The victim said he had gotten into an altercation with Lawson-Gregg’s girlfriend, Shayna McCrae, with whom he works, about a week prior to the stabbing. The altercation resulted in the victim being suspended from work for three days.   

On the stand, the victim said he didn’t call McCrae an expletive, but rather “a heifer.”

The victim exited the vehicle and started arguing with Lawson-Gregg and then the unidentified man swung at the victim.

Following a scuffle, which included McCrae, the fight broke up, according to the victim, and both parties went their separate ways — until the victim said, “I bet you didn’t expect that from a small [expletive.]”

After that remark, the victim said McCrae confronted him; he then “mugged” McCrae by pushing her away by her face, at which point he said Lawson-Gregg stabbed him.

“I didn’t know what to think … it didn’t register in my mind at first,” the victim testified. “I yelled, ‘They’re cutting me, they got a knife, they got a knife, somebody get help.”

Walko asked the victim to show his wounds to the court; defense attorney Joseph Green II objected, saying it was prejudicial, but the objection was overruled.

The victim lifted his shirt and revealed several pieces of gauze all over his body, as well as several fresh silver staples placed in a vertical line near his belly button.

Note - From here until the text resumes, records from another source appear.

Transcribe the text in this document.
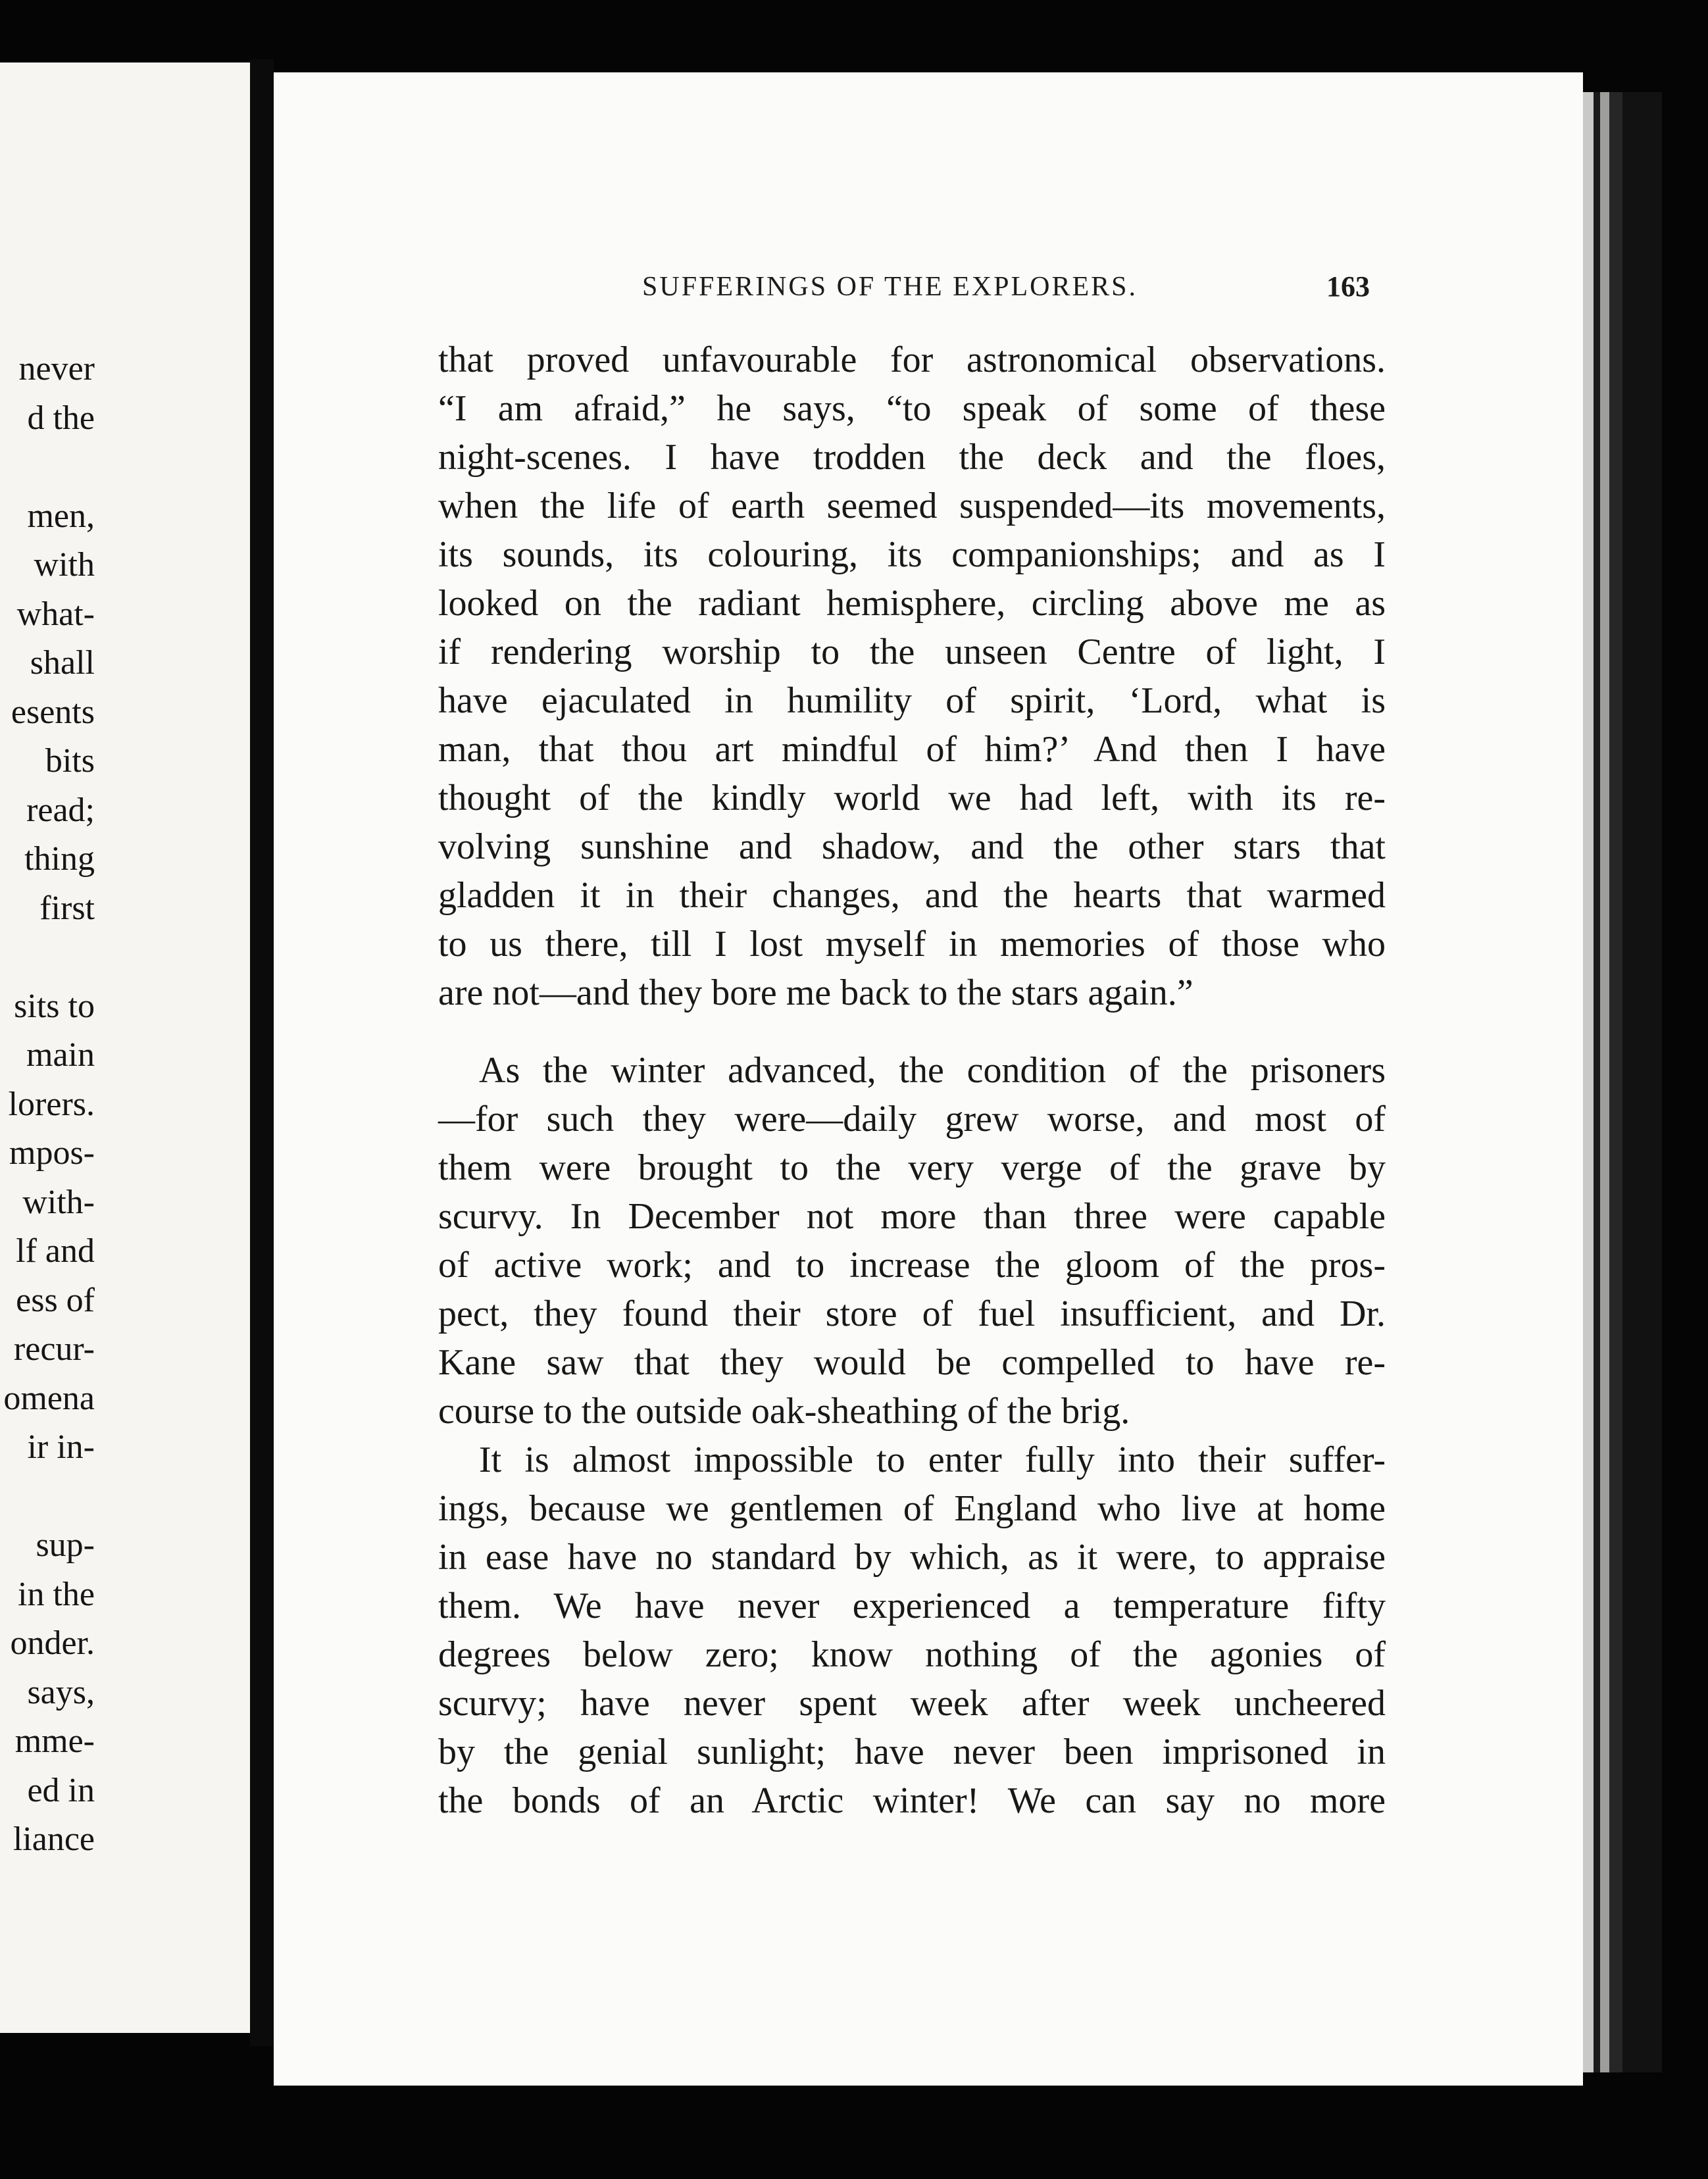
never
d the
men,
with
what-
shall
esents
bits
read;
thing
first
sits to
main
lorers.
mpos-
with-
lf and
ess of
recur-
omena
ir in-
sup-
in the
onder.
says,
mme-
ed in
liance
SUFFERINGS OF THE EXPLORERS.	163
that proved unfavourable for astronomical observations.
“I am afraid,” he says, “to speak of some of these
night-scenes. I have trodden the deck and the floes,
when the life of earth seemed suspended—its movements,
its sounds, its colouring, its companionships; and as I
looked on the radiant hemisphere, circling above me as
if rendering worship to the unseen Centre of light, I
have ejaculated in humility of spirit, ‘Lord, what is
man, that thou art mindful of him?’ And then I have
thought of the kindly world we had left, with its re-
volving sunshine and shadow, and the other stars that
gladden it in their changes, and the hearts that warmed
to us there, till I lost myself in memories of those who
are not—and they bore me back to the stars again.”
As the winter advanced, the condition of the prisoners
—for such they were—daily grew worse, and most of
them were brought to the very verge of the grave by
scurvy. In December not more than three were capable
of active work; and to increase the gloom of the pros-
pect, they found their store of fuel insufficient, and Dr.
Kane saw that they would be compelled to have re-
course to the outside oak-sheathing of the brig.
It is almost impossible to enter fully into their suffer-
ings, because we gentlemen of England who live at home
in ease have no standard by which, as it were, to appraise
them. We have never experienced a temperature fifty
degrees below zero; know nothing of the agonies of
scurvy; have never spent week after week uncheered
by the genial sunlight; have never been imprisoned in
the bonds of an Arctic winter! We can say no more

Abington Detective Robert Wilsbach, a witness, reading from the affidavit, said that the victim was stabbed in the: 

  • right scapula
  • mid back, which cut an artery and required a ligation
  • left lower abdomen
  • left anterior chest wall, which caused a hemothorax
  • right thoracotomy, which caused a pneumothorax
  • right knee

The victim was in surgery for six hours and lost a liter of blood during surgery, according Wilsbach, who said he spoke with Abington Memorial Hospital health professionals regarding the victim’s injuries.